The USA has a track record of being more supportive of homeless people than Japan. Companies will lay off employees to save money now. This isn't the Japan of the 1980s that guarantees lifetime employment.
Furthermore, it is not paternalism that saves the companies that should otherwise go bankrupt; rather, it is widespread corruption. Research the links between the Yakuza (organized crime) and the Liberal Democratic Party (the ruling party) sometime. I'm sure you'll be surprised. Companies are bailed out by their friends in high places, not by a government seeking to be gentle to its citizens. The only people who are saved in Japan are the wealthy.
I know I'm making a bleak picture of Japan, but the image outside the country is of a sparkling Coruscant, and it's not like that at all from the inside -- there is large amounts of homeless people, run down homes; heck, the Japanese people I talk to on a regular basis refer to their homes as rabbit holes and other disparaging terms which equate their homes with places where insects and rodents reproduce rapidly (despite a 1.something birthrate!). I can't remember the word in English right now, but its was one with negative connotations.
America has one of the highest incarceration rates in the world. America is one of the few industrialized nations to continue to liberally practice capital punishment.
Now, I say this in partial jest, but, you complain of overcrowding of prisons and the practice of reducing overcrowding? If we didn't have capital punishment, we'd have even more criminals! ;) -
We should all read The Ecology of Commerceby Paul Hawken. Here's a review of the book.
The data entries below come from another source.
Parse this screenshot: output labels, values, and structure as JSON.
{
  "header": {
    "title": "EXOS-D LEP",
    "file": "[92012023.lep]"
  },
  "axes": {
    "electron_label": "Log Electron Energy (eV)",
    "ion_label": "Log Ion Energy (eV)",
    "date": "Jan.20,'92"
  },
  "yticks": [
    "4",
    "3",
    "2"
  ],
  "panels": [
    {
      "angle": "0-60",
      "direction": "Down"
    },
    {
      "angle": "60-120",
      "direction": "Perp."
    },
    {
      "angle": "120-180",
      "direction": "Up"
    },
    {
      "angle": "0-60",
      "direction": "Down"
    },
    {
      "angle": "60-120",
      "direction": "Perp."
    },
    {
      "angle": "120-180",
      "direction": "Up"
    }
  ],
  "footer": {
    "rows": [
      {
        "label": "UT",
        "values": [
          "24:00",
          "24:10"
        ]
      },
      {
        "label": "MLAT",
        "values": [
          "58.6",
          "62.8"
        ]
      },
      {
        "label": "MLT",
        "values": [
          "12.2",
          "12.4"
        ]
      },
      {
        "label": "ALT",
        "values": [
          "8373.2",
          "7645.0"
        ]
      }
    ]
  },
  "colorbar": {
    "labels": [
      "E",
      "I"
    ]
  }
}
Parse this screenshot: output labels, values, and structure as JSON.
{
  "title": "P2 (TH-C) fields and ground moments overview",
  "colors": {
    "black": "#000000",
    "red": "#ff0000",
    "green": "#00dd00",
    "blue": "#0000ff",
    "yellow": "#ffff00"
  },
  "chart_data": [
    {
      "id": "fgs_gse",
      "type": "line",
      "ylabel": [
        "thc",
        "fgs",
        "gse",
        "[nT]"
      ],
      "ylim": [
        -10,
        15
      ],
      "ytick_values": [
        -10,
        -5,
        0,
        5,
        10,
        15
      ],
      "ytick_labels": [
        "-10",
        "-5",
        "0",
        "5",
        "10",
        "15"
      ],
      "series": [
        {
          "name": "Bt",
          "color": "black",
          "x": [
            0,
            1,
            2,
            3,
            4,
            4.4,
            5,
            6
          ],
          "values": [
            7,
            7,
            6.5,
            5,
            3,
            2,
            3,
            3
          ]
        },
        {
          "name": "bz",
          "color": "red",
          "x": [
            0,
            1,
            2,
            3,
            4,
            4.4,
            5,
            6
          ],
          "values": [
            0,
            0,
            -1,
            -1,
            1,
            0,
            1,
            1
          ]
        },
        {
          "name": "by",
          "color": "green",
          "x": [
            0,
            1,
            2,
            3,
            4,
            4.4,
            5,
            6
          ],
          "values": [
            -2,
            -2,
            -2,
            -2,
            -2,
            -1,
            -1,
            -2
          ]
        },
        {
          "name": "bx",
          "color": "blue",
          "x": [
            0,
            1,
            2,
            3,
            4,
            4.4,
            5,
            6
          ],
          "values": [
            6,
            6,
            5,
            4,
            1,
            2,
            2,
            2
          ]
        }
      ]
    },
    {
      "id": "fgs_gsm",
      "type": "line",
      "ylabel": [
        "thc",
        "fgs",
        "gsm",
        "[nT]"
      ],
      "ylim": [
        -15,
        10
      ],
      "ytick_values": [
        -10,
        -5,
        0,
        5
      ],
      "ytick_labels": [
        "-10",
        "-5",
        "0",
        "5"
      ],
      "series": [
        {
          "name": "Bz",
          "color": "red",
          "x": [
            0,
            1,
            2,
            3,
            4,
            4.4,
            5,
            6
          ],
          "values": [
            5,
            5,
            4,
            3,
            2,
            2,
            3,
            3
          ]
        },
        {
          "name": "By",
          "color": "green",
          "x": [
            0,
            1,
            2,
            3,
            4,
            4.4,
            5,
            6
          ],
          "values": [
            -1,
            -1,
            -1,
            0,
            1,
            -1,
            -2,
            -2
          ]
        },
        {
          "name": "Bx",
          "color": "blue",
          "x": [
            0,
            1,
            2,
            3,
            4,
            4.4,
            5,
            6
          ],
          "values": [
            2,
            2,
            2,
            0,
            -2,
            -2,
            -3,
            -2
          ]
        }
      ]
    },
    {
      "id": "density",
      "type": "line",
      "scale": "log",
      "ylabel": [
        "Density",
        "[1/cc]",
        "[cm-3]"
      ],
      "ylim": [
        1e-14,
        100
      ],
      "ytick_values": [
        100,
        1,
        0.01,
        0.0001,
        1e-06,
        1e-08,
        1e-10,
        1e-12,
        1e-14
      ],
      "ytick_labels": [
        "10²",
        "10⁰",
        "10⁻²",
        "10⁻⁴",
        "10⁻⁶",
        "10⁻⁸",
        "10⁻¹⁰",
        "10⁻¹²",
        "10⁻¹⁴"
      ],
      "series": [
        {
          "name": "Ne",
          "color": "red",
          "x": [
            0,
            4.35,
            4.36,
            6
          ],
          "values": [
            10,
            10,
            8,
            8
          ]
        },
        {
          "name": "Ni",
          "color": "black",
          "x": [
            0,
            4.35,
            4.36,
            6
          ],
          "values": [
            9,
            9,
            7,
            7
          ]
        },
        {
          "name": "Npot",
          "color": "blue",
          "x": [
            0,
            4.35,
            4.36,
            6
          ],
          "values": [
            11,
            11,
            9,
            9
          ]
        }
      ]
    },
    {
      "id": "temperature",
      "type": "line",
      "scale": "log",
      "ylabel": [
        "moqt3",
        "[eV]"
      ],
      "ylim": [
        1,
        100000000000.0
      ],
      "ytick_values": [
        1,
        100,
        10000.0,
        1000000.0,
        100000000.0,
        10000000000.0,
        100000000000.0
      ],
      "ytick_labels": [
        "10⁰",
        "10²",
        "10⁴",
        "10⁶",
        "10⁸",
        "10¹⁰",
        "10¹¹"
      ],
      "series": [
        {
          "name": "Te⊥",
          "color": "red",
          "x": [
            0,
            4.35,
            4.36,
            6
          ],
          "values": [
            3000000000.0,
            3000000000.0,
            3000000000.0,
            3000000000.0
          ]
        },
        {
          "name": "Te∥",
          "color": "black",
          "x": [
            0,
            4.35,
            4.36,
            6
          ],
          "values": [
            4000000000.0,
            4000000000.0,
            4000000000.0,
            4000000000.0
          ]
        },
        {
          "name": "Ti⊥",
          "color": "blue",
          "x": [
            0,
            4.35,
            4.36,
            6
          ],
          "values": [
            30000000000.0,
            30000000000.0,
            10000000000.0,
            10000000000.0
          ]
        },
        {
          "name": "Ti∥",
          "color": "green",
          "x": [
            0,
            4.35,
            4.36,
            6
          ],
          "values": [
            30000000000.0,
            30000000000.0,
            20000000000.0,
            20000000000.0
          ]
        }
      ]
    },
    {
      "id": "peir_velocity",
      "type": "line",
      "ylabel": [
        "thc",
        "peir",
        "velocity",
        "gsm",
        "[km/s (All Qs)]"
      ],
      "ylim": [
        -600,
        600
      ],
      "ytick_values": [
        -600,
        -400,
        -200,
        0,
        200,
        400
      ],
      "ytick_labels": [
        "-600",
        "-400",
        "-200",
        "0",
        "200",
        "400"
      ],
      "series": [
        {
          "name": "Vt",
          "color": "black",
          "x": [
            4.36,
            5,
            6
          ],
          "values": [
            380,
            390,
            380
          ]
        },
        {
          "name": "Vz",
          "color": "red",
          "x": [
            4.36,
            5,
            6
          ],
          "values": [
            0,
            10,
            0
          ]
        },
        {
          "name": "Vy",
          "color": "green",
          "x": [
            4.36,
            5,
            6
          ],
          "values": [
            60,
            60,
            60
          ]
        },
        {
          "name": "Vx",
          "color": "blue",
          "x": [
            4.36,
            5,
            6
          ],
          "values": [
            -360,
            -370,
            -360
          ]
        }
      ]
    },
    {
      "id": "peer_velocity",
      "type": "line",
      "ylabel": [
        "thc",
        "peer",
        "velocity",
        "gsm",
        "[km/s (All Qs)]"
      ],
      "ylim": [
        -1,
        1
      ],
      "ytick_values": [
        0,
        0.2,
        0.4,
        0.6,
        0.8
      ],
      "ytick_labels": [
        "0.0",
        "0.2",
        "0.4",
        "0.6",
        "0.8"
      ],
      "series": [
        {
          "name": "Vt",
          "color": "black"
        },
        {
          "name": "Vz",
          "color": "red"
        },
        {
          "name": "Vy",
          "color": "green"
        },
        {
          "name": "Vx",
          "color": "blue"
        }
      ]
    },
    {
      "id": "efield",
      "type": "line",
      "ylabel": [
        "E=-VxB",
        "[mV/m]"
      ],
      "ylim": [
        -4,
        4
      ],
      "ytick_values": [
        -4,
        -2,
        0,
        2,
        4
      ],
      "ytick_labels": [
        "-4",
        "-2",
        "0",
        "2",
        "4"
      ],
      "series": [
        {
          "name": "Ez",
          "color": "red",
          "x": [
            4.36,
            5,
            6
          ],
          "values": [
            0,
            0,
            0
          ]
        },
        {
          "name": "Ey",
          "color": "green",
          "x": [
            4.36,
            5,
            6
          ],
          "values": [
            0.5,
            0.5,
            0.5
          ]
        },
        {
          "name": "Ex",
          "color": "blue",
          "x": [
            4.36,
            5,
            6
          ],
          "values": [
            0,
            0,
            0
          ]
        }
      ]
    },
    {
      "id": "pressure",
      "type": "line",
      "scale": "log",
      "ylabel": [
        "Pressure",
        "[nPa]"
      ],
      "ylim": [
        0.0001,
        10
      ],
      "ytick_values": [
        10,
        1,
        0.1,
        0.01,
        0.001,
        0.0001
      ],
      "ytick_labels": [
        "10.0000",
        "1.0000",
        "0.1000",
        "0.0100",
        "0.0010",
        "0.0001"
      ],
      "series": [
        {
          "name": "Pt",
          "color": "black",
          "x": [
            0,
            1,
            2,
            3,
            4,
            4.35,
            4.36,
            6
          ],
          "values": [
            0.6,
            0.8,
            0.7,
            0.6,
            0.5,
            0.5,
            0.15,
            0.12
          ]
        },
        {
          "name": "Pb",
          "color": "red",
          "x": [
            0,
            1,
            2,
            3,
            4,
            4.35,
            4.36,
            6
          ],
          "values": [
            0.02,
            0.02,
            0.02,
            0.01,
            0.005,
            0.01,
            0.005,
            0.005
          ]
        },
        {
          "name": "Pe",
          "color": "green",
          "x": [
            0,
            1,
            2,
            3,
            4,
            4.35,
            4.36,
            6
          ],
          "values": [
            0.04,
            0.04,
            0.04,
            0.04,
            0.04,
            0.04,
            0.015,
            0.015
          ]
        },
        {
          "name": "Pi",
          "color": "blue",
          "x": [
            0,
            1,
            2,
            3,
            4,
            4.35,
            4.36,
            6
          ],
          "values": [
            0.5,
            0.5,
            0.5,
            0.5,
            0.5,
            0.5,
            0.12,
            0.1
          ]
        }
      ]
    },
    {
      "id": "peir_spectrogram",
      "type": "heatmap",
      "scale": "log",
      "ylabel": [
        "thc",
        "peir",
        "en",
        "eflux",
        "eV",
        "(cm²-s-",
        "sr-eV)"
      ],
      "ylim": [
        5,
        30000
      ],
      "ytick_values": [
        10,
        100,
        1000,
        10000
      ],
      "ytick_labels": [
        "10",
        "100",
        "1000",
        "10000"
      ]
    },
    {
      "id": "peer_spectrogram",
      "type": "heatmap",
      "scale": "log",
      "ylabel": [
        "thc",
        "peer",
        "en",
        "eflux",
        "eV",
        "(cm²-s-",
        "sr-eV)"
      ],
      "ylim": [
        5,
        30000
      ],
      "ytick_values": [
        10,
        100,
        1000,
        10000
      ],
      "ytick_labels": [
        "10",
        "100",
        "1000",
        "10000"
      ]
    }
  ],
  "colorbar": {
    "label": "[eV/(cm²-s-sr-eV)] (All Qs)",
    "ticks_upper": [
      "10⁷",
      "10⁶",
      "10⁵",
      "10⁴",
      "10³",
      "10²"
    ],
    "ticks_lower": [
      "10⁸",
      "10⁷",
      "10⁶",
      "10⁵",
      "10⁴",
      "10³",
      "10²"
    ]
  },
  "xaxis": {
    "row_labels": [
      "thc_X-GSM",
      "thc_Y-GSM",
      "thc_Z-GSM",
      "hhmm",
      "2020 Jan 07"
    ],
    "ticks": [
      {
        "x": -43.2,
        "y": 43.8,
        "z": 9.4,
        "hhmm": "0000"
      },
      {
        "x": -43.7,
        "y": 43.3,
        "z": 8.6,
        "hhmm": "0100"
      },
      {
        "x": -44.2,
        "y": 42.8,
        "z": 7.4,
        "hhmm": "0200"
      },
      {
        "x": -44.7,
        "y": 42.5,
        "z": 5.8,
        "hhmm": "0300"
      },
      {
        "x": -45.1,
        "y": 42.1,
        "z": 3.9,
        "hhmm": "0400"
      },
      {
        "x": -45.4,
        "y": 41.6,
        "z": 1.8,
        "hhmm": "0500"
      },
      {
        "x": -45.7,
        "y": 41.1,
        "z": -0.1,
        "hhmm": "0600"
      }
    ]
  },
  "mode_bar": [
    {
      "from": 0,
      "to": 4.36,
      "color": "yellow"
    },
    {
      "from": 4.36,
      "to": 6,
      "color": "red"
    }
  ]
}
To quote from it:
In this eloquent and visionary book, Hawken describes a third way, a path that is inherently sustainable and restorative but which uses many of the historically effective organizational and market techniques of free enterprise.
I've seen lots of other stuff out there about how many resources go into what we think are "clean" devices. Computers don't SEEM like they're polluting a whole lot, but all that extra power they use (see many other articles, /. and elsewhere) adds to overburdened power grids: it's usually coal plants that have to be turned on to pick up the slack, at least in North America. Nasty sh!t.
Other interesting sources about this are: Paul Kennedy's work, Preparing for the Twenty-First Century, which is critiqued here, with the same sort of criticisms that Mr. Kennedy (and others) made about malthusian principles. Yes, technology can answer some of the problems that we create for ourselves, but only if we WANT to do something about it. It's all about balance, like everything else, and the problem there is it's too damn easy to ignore environmental problems.